Ambush gig: A gig where the audience didn’t expect to see stand-up comedy and probably doesn’t want to. For example, a gig that takes place in the main room of a pub. Usually a pointless enterprise. [Further information]
Bit: A bit is a joke or a series of jokes. Normally more than a one-liner, a bit typically involves setting up a premise and then getting a series of laughs from the same concept or situation.
Bringer: A gig where the promoter requires comics to bring an audience member in order to be allowed to perform, thus avoiding the need to attract an audience by doing tedious promotion work. [Further information]
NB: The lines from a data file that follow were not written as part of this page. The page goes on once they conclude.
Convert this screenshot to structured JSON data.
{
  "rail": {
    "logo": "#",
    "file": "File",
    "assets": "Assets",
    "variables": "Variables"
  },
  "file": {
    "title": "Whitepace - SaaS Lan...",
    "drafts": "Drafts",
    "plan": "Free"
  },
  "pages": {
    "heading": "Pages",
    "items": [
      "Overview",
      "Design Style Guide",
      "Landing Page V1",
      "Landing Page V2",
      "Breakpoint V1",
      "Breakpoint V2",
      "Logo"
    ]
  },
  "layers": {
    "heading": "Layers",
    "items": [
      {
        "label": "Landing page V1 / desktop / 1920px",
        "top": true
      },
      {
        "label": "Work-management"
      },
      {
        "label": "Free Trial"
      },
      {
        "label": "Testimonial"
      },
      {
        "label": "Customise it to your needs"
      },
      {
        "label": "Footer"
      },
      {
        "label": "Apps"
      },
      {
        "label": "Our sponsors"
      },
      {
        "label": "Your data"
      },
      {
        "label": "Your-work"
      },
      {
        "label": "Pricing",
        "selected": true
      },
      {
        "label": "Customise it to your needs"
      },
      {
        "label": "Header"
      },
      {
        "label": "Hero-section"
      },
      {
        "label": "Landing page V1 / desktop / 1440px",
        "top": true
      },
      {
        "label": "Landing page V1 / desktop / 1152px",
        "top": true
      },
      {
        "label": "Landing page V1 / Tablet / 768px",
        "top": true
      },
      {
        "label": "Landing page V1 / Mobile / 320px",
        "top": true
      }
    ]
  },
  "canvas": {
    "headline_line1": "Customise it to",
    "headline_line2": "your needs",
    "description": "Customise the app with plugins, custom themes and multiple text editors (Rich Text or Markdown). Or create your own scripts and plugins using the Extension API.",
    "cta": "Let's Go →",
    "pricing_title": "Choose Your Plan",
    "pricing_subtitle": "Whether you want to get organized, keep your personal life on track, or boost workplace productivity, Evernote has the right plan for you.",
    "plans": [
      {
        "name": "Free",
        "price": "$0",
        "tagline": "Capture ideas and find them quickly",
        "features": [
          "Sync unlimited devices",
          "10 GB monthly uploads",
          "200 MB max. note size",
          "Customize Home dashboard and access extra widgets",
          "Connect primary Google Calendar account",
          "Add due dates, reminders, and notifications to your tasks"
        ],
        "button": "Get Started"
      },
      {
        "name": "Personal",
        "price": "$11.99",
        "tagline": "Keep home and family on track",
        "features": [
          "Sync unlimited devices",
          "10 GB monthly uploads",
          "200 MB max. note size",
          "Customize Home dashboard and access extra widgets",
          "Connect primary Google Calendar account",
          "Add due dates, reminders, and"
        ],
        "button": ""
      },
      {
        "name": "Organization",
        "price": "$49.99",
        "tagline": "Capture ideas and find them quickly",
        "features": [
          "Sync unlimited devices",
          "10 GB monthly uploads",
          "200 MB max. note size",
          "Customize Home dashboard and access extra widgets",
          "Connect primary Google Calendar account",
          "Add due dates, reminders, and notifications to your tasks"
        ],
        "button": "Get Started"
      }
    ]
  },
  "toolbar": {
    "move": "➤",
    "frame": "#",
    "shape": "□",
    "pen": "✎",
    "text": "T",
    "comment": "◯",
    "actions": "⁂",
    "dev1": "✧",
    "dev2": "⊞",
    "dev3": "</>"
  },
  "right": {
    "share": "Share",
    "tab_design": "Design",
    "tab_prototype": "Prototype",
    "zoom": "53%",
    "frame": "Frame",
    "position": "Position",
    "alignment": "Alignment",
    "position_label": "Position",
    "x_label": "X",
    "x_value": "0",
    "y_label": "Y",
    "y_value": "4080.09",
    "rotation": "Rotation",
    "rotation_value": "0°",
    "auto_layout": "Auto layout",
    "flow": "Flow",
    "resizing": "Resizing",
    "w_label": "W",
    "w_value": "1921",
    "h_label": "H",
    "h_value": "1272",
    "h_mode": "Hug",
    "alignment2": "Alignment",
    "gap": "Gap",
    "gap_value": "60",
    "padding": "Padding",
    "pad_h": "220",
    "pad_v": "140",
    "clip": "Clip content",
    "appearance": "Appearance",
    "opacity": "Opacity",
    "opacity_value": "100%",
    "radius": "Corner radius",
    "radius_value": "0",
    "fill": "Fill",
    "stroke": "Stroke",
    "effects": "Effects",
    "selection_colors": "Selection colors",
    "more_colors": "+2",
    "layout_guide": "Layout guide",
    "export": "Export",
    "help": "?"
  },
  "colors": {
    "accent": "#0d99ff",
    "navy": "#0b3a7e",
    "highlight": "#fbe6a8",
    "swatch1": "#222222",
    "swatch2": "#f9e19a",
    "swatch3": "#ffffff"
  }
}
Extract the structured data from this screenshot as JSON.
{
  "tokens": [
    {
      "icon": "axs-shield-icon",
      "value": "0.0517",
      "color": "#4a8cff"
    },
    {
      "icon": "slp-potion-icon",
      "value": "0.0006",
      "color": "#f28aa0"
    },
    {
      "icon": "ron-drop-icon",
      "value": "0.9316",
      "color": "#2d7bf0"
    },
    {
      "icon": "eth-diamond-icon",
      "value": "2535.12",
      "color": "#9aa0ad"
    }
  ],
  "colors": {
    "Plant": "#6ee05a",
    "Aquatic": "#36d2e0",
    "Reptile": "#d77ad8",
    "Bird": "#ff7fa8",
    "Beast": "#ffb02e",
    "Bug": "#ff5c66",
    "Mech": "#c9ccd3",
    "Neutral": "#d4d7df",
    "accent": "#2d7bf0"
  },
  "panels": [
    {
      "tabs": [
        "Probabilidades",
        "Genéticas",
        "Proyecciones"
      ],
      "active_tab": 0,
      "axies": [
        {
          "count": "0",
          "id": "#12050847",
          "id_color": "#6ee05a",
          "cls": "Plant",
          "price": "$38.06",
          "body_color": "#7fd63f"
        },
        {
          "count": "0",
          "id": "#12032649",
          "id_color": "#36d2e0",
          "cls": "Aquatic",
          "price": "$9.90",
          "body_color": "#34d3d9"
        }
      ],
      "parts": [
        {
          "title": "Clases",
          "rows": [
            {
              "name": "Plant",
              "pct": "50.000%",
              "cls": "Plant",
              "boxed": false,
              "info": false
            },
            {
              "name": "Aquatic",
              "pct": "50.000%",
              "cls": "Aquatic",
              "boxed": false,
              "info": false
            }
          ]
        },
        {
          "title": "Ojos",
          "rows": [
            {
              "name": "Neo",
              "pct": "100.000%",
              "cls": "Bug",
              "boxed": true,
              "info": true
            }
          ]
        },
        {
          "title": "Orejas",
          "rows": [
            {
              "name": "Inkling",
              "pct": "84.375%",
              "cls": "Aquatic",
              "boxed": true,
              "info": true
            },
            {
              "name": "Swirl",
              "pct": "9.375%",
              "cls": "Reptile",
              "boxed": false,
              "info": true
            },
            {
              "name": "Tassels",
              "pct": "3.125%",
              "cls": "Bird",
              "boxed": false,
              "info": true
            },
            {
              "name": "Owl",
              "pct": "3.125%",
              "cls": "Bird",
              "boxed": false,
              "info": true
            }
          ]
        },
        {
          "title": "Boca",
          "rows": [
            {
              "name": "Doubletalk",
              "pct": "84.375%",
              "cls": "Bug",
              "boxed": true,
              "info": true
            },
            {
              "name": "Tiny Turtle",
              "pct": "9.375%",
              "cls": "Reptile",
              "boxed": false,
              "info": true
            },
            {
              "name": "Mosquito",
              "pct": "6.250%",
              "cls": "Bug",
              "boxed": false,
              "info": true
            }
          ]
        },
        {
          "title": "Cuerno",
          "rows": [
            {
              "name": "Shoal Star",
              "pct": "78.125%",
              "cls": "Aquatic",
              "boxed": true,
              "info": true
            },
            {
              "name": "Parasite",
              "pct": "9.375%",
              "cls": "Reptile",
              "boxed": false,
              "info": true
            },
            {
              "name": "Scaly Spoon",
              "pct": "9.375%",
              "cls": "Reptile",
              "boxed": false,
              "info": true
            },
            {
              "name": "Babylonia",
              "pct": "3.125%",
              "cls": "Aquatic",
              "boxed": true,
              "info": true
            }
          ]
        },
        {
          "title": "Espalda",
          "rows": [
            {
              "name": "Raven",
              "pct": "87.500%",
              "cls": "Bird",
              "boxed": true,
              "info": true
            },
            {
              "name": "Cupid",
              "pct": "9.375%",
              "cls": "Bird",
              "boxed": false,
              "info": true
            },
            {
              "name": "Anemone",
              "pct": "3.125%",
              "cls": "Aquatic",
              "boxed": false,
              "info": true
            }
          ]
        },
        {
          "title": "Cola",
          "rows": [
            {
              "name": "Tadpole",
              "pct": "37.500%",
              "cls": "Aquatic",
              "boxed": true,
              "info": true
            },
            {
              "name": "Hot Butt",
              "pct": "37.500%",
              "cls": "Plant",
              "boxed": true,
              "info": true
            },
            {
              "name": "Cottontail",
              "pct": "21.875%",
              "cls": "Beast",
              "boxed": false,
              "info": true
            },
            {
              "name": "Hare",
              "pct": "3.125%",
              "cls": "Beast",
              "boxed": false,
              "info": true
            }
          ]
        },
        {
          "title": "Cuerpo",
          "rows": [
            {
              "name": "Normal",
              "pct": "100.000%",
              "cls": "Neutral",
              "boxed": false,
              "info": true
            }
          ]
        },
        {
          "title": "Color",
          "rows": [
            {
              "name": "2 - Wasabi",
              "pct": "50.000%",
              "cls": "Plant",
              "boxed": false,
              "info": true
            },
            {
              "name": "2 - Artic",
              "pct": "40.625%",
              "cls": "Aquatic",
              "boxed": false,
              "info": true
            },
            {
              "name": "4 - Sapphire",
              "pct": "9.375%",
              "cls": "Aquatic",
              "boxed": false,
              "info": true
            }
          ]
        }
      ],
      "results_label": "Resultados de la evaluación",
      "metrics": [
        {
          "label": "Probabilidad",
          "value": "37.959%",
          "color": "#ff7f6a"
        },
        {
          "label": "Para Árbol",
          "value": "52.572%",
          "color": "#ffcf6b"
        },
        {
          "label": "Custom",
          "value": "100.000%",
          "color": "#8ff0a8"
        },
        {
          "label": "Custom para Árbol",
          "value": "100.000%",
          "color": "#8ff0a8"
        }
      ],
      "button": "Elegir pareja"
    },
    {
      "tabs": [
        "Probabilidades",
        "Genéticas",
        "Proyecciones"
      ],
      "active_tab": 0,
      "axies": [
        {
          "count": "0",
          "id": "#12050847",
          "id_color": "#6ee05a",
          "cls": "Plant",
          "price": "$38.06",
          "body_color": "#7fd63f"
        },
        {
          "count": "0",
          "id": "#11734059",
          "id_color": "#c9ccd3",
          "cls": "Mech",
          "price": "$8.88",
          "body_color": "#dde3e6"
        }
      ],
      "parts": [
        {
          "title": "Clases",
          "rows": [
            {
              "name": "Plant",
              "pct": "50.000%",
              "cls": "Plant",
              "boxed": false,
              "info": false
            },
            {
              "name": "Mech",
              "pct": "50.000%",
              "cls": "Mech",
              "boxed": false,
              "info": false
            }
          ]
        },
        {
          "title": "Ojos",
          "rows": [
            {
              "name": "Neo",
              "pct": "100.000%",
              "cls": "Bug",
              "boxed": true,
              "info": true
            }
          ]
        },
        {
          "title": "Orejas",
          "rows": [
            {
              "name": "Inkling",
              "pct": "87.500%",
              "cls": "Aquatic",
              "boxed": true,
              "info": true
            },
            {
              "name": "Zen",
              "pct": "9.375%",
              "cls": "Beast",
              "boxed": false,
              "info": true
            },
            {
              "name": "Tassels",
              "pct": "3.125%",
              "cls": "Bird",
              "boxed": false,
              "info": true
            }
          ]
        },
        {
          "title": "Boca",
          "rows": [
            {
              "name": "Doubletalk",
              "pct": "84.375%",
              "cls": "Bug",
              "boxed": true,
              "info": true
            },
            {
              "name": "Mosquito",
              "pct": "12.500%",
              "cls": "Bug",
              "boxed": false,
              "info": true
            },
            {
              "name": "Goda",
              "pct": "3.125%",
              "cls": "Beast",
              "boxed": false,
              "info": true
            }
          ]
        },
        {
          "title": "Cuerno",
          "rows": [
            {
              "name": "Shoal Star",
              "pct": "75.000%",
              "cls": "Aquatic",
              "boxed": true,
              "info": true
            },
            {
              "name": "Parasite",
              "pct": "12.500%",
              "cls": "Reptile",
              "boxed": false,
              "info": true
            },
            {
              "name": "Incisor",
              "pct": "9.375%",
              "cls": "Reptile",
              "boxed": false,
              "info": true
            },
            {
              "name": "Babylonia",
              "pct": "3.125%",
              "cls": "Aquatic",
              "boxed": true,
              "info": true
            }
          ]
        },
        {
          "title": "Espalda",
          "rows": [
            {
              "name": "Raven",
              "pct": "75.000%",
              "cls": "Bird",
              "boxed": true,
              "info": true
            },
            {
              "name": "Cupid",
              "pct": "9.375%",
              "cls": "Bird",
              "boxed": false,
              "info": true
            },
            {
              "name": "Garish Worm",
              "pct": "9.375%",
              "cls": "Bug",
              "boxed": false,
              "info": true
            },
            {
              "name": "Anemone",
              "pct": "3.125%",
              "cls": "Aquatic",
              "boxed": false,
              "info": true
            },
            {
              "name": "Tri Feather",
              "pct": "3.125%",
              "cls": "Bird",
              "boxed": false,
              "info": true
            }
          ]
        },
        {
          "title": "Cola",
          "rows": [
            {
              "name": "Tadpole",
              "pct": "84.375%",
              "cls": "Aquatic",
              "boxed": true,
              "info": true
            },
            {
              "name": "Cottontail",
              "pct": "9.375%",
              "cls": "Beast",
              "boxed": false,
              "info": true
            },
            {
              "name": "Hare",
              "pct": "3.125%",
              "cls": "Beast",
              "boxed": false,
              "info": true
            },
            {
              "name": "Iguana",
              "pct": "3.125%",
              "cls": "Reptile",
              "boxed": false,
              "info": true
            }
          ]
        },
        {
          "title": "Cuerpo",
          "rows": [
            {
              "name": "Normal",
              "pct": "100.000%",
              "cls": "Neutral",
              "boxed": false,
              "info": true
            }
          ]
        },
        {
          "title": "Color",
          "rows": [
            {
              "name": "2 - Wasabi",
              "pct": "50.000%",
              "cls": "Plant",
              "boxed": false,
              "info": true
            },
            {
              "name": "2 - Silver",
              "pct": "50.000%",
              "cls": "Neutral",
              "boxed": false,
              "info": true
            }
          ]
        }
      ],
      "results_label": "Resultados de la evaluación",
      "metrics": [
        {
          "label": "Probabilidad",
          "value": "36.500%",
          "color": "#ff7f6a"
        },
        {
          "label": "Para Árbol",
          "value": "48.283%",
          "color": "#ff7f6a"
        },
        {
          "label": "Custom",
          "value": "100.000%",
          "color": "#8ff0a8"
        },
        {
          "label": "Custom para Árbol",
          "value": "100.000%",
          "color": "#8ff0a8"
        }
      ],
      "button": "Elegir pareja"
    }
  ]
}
Currently unpaid: If a gig opportunity is advertised as “currently unpaid” it means you won’t get paid now, or ever.
Gong show: A show where a few members of the audiences are given cards to vote off an act that they find unfunny or offensive. For the comics, the aim of the show is to get through a 5 minute set without being voted off. [Further information]
Hack: An act who relies on overly tired comedic formulas (“my son just learned to tie his laces. 28 years old he is”, “… and then I got off the bus”) or street jokes to get laughs from an unsophisticated audience. Note: There are no hack subjects, just hack jokes. And if you see me doing something you think is hack, it’s actually a sophisticated deconstruction of a trope.
Set: A series of bits (related or unrelated) that fill a comic’s alloted time.
Sound bleed or noise bleed: When distracting sound like music, talking, unrelated laughter, TV sports, fruit machines or drunken singing is audible at a gig from the next room. Many venues love to have a comedy night and then sabotage it by playing loud music in the main room, even if there are 30 people in the gig and 3 people in the main room. If you ask the venue to turn the sound right down, they will usually turn it down a token amount and then turn it up again later.
Street joke: A joke that circulates among the general population without clear authorship. “Why did the chicken cross the road? To get to the other side” is an example of a street joke. A comic who does street jokes as part of their set is a hack.
Tag: A thing you say after the punchline of a joke to get another laugh.
Walking: When a comedian says something that causes audience members to leave, they are said to have “walked” those audience members. For example: “I joked about cross-sex hormones for teens and walked half the audience at Love Comedy.”